Il est accusé pour corruption et irrégularités financières. L’accusé était présent. Ses avocats ont demandé des délais supplémentaires.

Le tribunal a décidé de reporter l’audience au 22 janvier 2024, jusqu’à ce que le quorum pour le corps soit atteint.

Il convient de noter que l’ancien secrétaire d’État a été suspendu et emprisonné après avoir été accusé d’avoir «exploité un fonctionnaire pour obtenir un avantage injustifié pour lui-même ou autrui, porté atteinte à l’administration, violé la réglementation en vigueur et corruption».

Le doyen des juges d’instruction lève une interdiction de voyage

Le doyen des juges d’instruction près le tribunal de première instance de Tunis a répondu favorablement à la demande de levée de l’interdiction de voyage de l’ancienne députée et avocate Latifa Habbashi.
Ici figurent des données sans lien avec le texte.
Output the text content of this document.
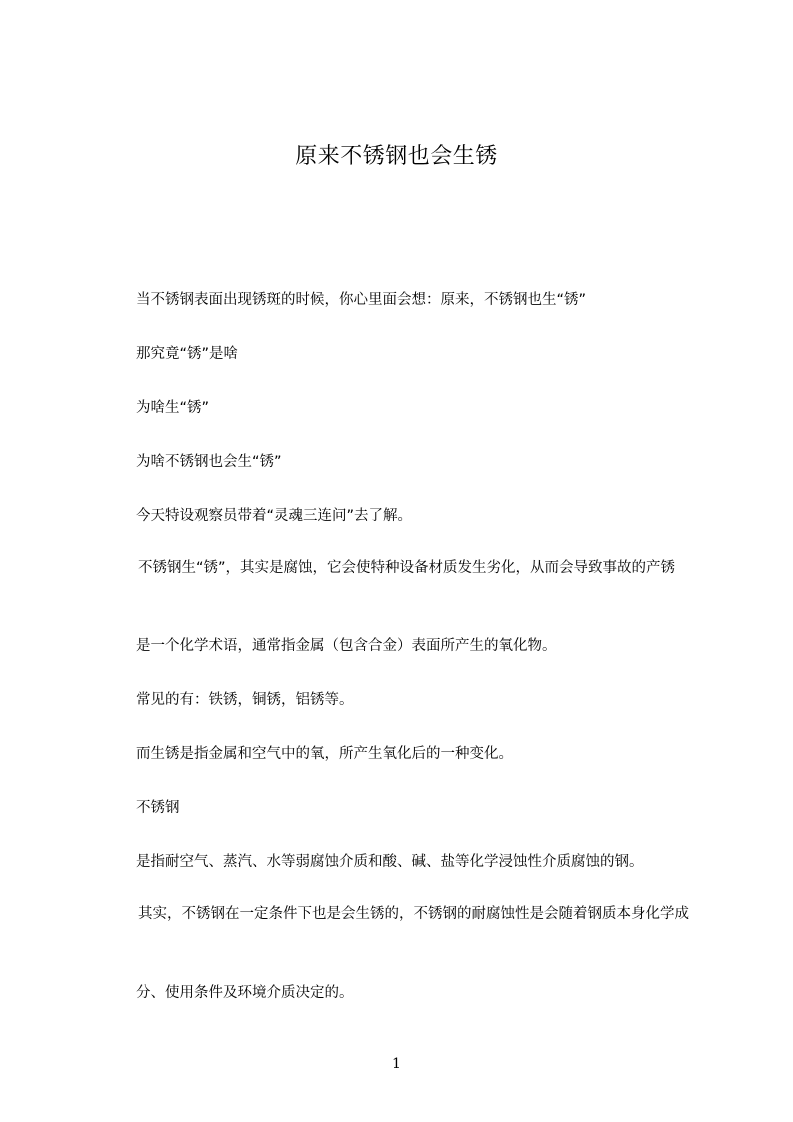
原来不锈钢也会生锈

当不锈钢表面出现锈斑的时候，你心里面会想：原来，不锈钢也生“锈”

那究竟“锈”是啥

为啥生“锈”

为啥不锈钢也会生“锈”

今天特设观察员带着“灵魂三连问”去了解。

不锈钢生“锈”，其实是腐蚀，它会使特种设备材质发生劣化，从而会导致事故的产锈

是一个化学术语，通常指金属（包含合金）表面所产生的氧化物。

常见的有：铁锈，铜锈，铝锈等。

而生锈是指金属和空气中的氧，所产生氧化后的一种变化。

不锈钢

是指耐空气、蒸汽、水等弱腐蚀介质和酸、碱、盐等化学浸蚀性介质腐蚀的钢。

其实，不锈钢在一定条件下也是会生锈的，不锈钢的耐腐蚀性是会随着钢质本身化学成

分、使用条件及环境介质决定的。

1
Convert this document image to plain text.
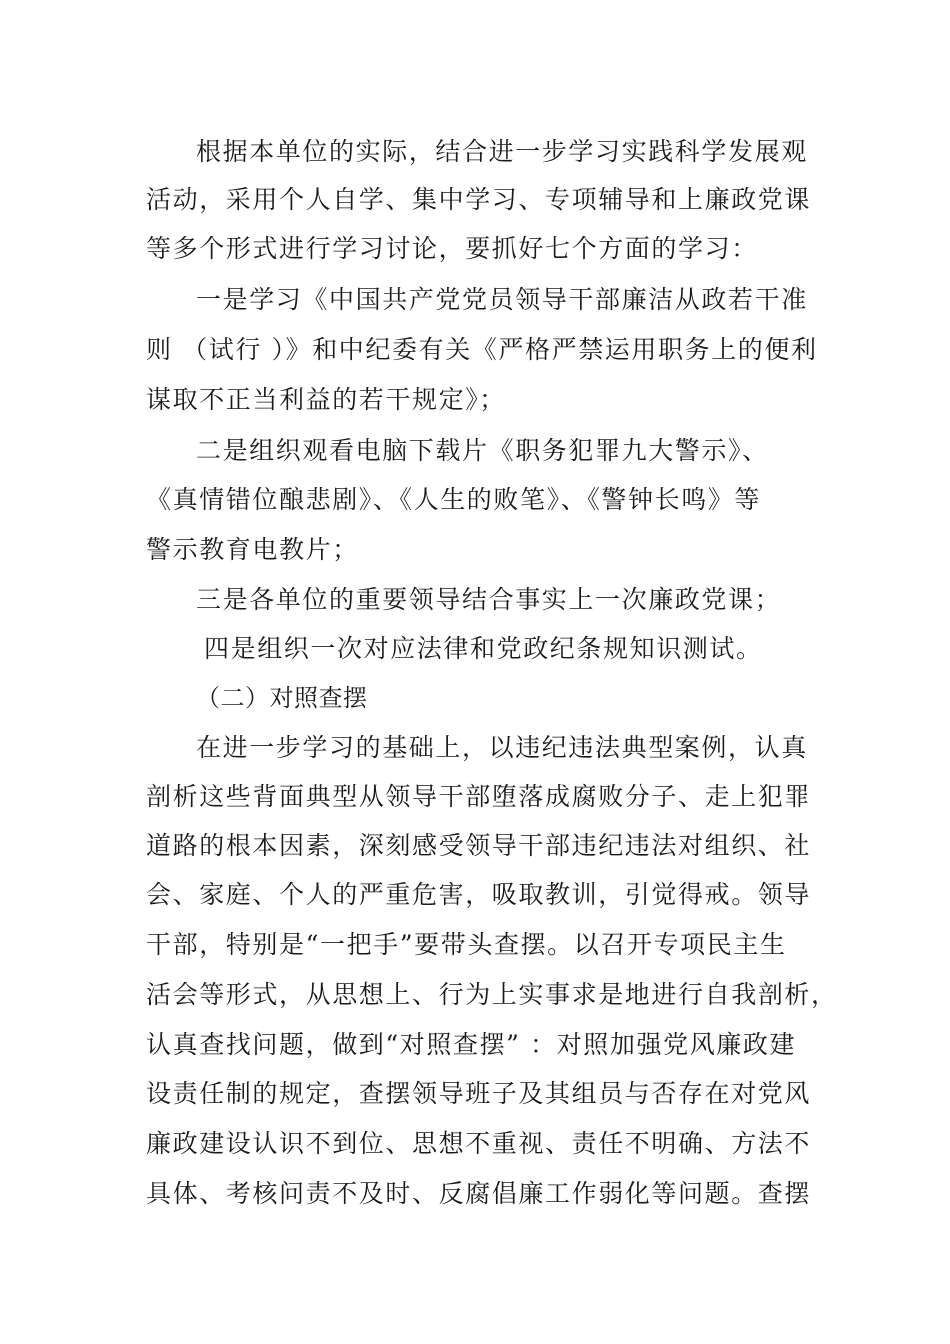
根据本单位的实际，结合进一步学习实践科学发展观
活动，采用个人自学、集中学习、专项辅导和上廉政党课
等多个形式进行学习讨论，要抓好七个方面的学习：
一是学习《中国共产党党员领导干部廉洁从政若干准
则 （试行 ）》和中纪委有关《严格严禁运用职务上的便利
谋取不正当利益的若干规定》；
二是组织观看电脑下载片《职务犯罪九大警示》、
《真情错位酿悲剧》、《人生的败笔》、《警钟长鸣》等
警示教育电教片；
三是各单位的重要领导结合事实上一次廉政党课；
四是组织一次对应法律和党政纪条规知识测试。
（二）对照查摆
在进一步学习的基础上，以违纪违法典型案例，认真
剖析这些背面典型从领导干部堕落成腐败分子、走上犯罪
道路的根本因素，深刻感受领导干部违纪违法对组织、社
会、家庭、个人的严重危害，吸取教训，引觉得戒。领导
干部，特别是“一把手”要带头查摆。以召开专项民主生
活会等形式，从思想上、行为上实事求是地进行自我剖析，
认真查找问题，做到“对照查摆” ：对照加强党风廉政建
设责任制的规定，查摆领导班子及其组员与否存在对党风
廉政建设认识不到位、思想不重视、责任不明确、方法不
具体、考核问责不及时、反腐倡廉工作弱化等问题。查摆
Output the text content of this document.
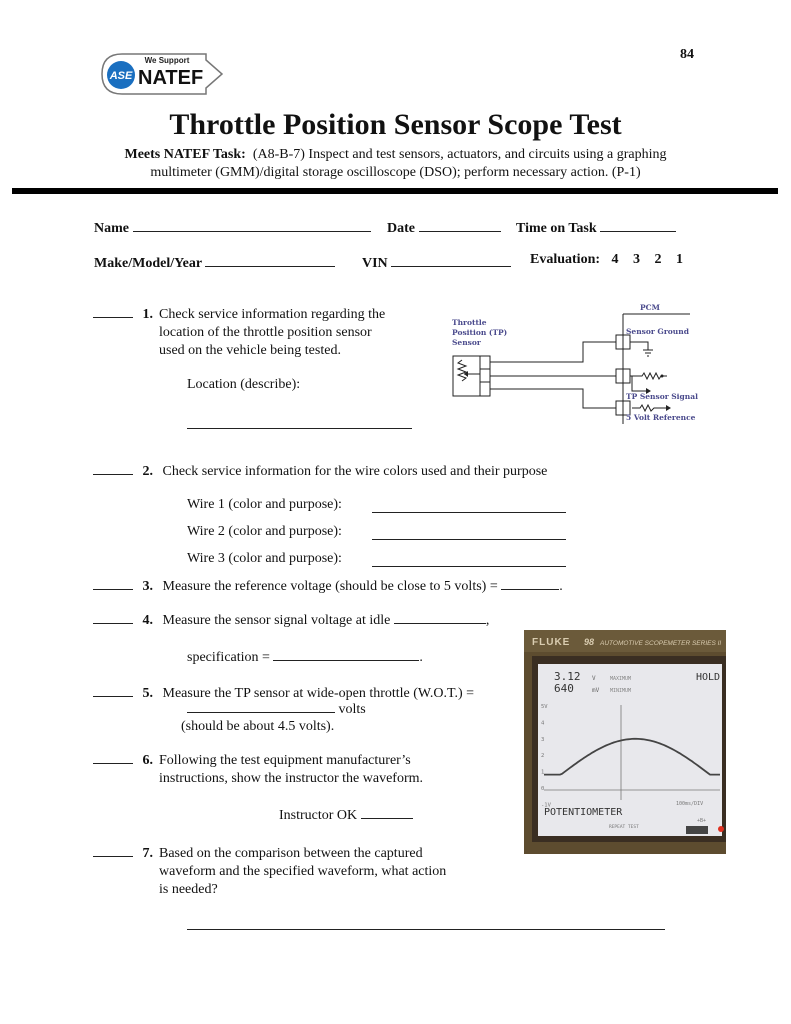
ASE
We Support
NATEF
84
Throttle Position Sensor Scope Test
Meets NATEF Task: (A8-B-7) Inspect and test sensors, actuators, and circuits using a graphing
multimeter (GMM)/digital storage oscilloscope (DSO); perform necessary action. (P-1)
Name	Date	Time on Task
Make/Model/Year	VIN	Evaluation: 4 3 2 1
1. Check service information regarding the
location of the throttle position sensor
used on the vehicle being tested.
Location (describe):
Throttle
Position (TP)
Sensor
PCM
Sensor Ground
TP Sensor Signal
5 Volt Reference
2. Check service information for the wire colors used and their purpose
Wire 1 (color and purpose):
Wire 2 (color and purpose):
Wire 3 (color and purpose):
3. Measure the reference voltage (should be close to 5 volts) =	.
4. Measure the sensor signal voltage at idle	,
specification =	.
5. Measure the TP sensor at wide-open throttle (W.O.T.) =
volts
(should be about 4.5 volts).
6. Following the test equipment manufacturer’s
instructions, show the instructor the waveform.
Instructor OK
7. Based on the comparison between the captured
waveform and the specified waveform, what action
is needed?
FLUKE 98 AUTOMOTIVE SCOPEMETER SERIES II
3.12 V	MAXIMUM
640	mV MINIMUM
HOLD
5V
4
3
2
1
0
-1V	100ms/DIV
POTENTIOMETER
+B+
REPEAT TEST
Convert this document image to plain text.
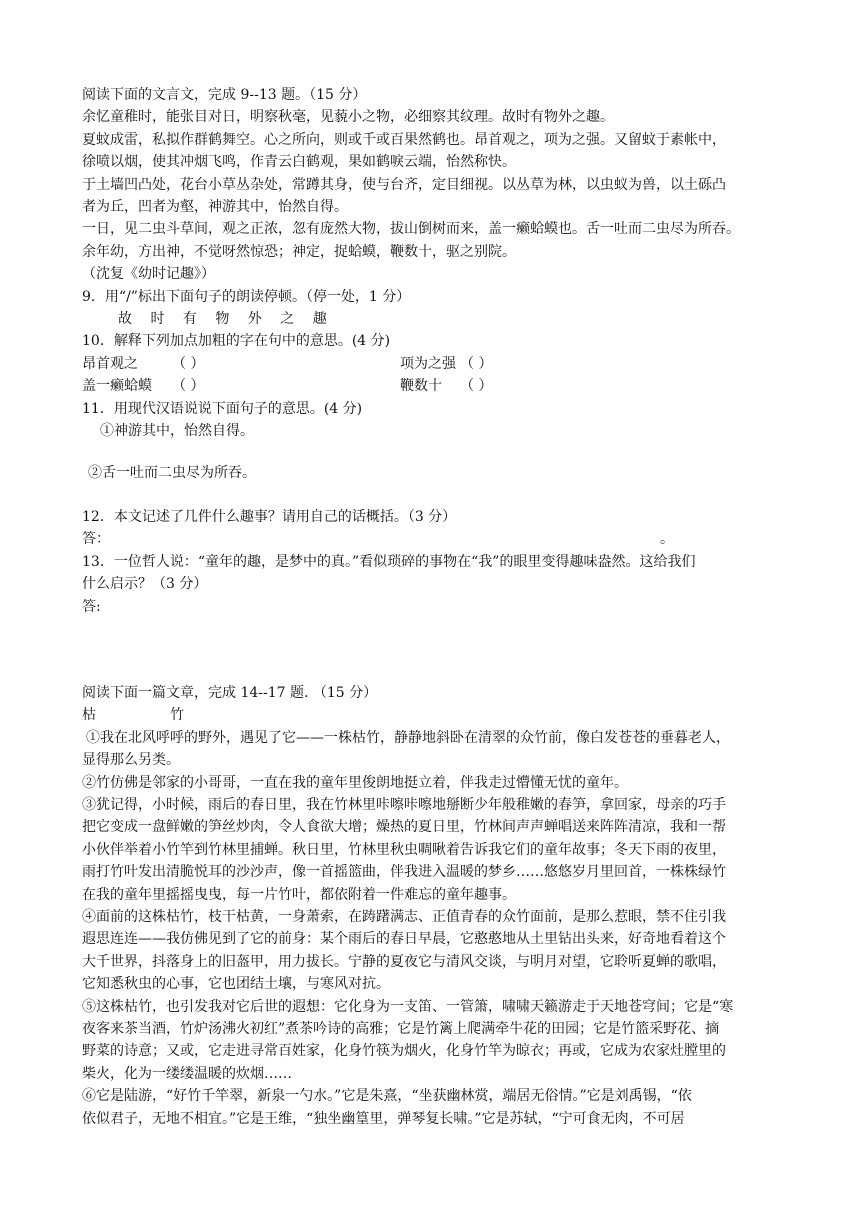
阅读下面的文言文，完成 9--13 题。（15 分）
余忆童稚时，能张目对日，明察秋毫，见藐小之物，必细察其纹理。故时有物外之趣。
夏蚊成雷，私拟作群鹤舞空。心之所向，则或千或百果然鹤也。昂首观之，项为之强。又留蚊于素帐中，
徐喷以烟，使其冲烟飞鸣，作青云白鹤观，果如鹤唳云端，怡然称快。
于土墙凹凸处，花台小草丛杂处，常蹲其身，使与台齐，定目细视。以丛草为林，以虫蚁为兽，以土砾凸
者为丘，凹者为壑，神游其中，怡然自得。
一日，见二虫斗草间，观之正浓，忽有庞然大物，拔山倒树而来，盖一癞蛤蟆也。舌一吐而二虫尽为所吞。
余年幼，方出神，不觉呀然惊恐；神定，捉蛤蟆，鞭数十，驱之别院。
（沈复《幼时记趣》）
9．用“/”标出下面句子的朗读停顿。（停一处，1 分）
故 时 有 物 外 之 趣
10．解释下列加点加粗的字在句中的意思。(4 分)
昂首观之	（ ）	项为之强 （ ）
盖一癞蛤蟆	（ ）	鞭数十	（ ）
11．用现代汉语说说下面句子的意思。(4 分)
①神游其中，怡然自得。
②舌一吐而二虫尽为所吞。
12．本文记述了几件什么趣事？请用自己的话概括。（3 分）
答：	。
13．一位哲人说：“童年的趣，是梦中的真。”看似琐碎的事物在“我”的眼里变得趣味盎然。这给我们
什么启示？（3 分）
答:
阅读下面一篇文章，完成 14--17 题. （15 分）
枯	竹
①我在北风呼呼的野外，遇见了它——一株枯竹，静静地斜卧在清翠的众竹前，像白发苍苍的垂暮老人，
显得那么另类。
②竹仿佛是邻家的小哥哥，一直在我的童年里俊朗地挺立着，伴我走过懵懂无忧的童年。
③犹记得，小时候，雨后的春日里，我在竹林里咔嚓咔嚓地掰断少年般稚嫩的春笋，拿回家，母亲的巧手
把它变成一盘鲜嫩的笋丝炒肉，令人食欲大增；燥热的夏日里，竹林间声声蝉唱送来阵阵清凉，我和一帮
小伙伴举着小竹竿到竹林里捕蝉。秋日里，竹林里秋虫啁啾着告诉我它们的童年故事；冬天下雨的夜里，
雨打竹叶发出清脆悦耳的沙沙声，像一首摇篮曲，伴我进入温暖的梦乡……悠悠岁月里回首，一株株绿竹
在我的童年里摇摇曳曳，每一片竹叶，都依附着一件难忘的童年趣事。
④面前的这株枯竹，枝干枯黄，一身萧索，在踌躇满志、正值青春的众竹面前，是那么惹眼，禁不住引我
遐思连连——我仿佛见到了它的前身：某个雨后的春日早晨，它憨憨地从土里钻出头来，好奇地看着这个
大千世界，抖落身上的旧盔甲，用力拔长。宁静的夏夜它与清风交谈，与明月对望，它聆听夏蝉的歌唱，
它知悉秋虫的心事，它也团结土壤，与寒风对抗。
⑤这株枯竹，也引发我对它后世的遐想：它化身为一支笛、一管箫，啸啸天籁游走于天地苍穹间；它是“寒
夜客来茶当酒，竹炉汤沸火初红”煮茶吟诗的高雅；它是竹篱上爬满牵牛花的田园；它是竹篮采野花、摘
野菜的诗意；又或，它走进寻常百姓家，化身竹筷为烟火，化身竹竿为晾衣；再或，它成为农家灶膛里的
柴火，化为一缕缕温暖的炊烟……
⑥它是陆游，“好竹千竿翠，新泉一勺水。”它是朱熹，“坐获幽林赏，端居无俗情。”它是刘禹锡，“依
依似君子，无地不相宜。”它是王维，“独坐幽篁里，弹琴复长啸。”它是苏轼，“宁可食无肉，不可居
Elle faisait l’objet de poursuites dans le cadre de l’affaire liée au complot contre la sûreté de l’État et de l’organisation d’une séance « virtuelle » par des élus pour délibérer autour des décrets constitutionnels et des décrets émis après le 25 juillet 2021.

La décision s’appuie sur un dossier médical présenté par l’avocat de l’ancienne parlementaire, dans lequel des médecins de la santé publique expliquaient la nécessité pour Mme Habbashi de se rendre à l’étranger pour se faire soigner.

Noureddine Bhiri déféré

Le porte-parole officiel de la Cour d’appel de Tunis, Habib Torkhani, a annoncé dans une déclaration au journal La Presse, hier, lundi 27 novembre, que la Chambre d’accusation de la Cour d’appel de Tunis a déféré le dirigeant du mouvement Ennahdha et ancien ministre de la Justice Noureddine Bhiri

Il est mis en examen pour atteinte aux intérêts fondamentaux de l’Etat, délit contre la nation visant à changer la nature de l’Etat et incitation à la haine et à la violence,  conformément à l’article 72 du Code pénal. La demande de libération a été rejetée.

Il est à noter que Noureddine Bhiri est incarcéré depuis février 2023 dans le cadre de cette même affaire.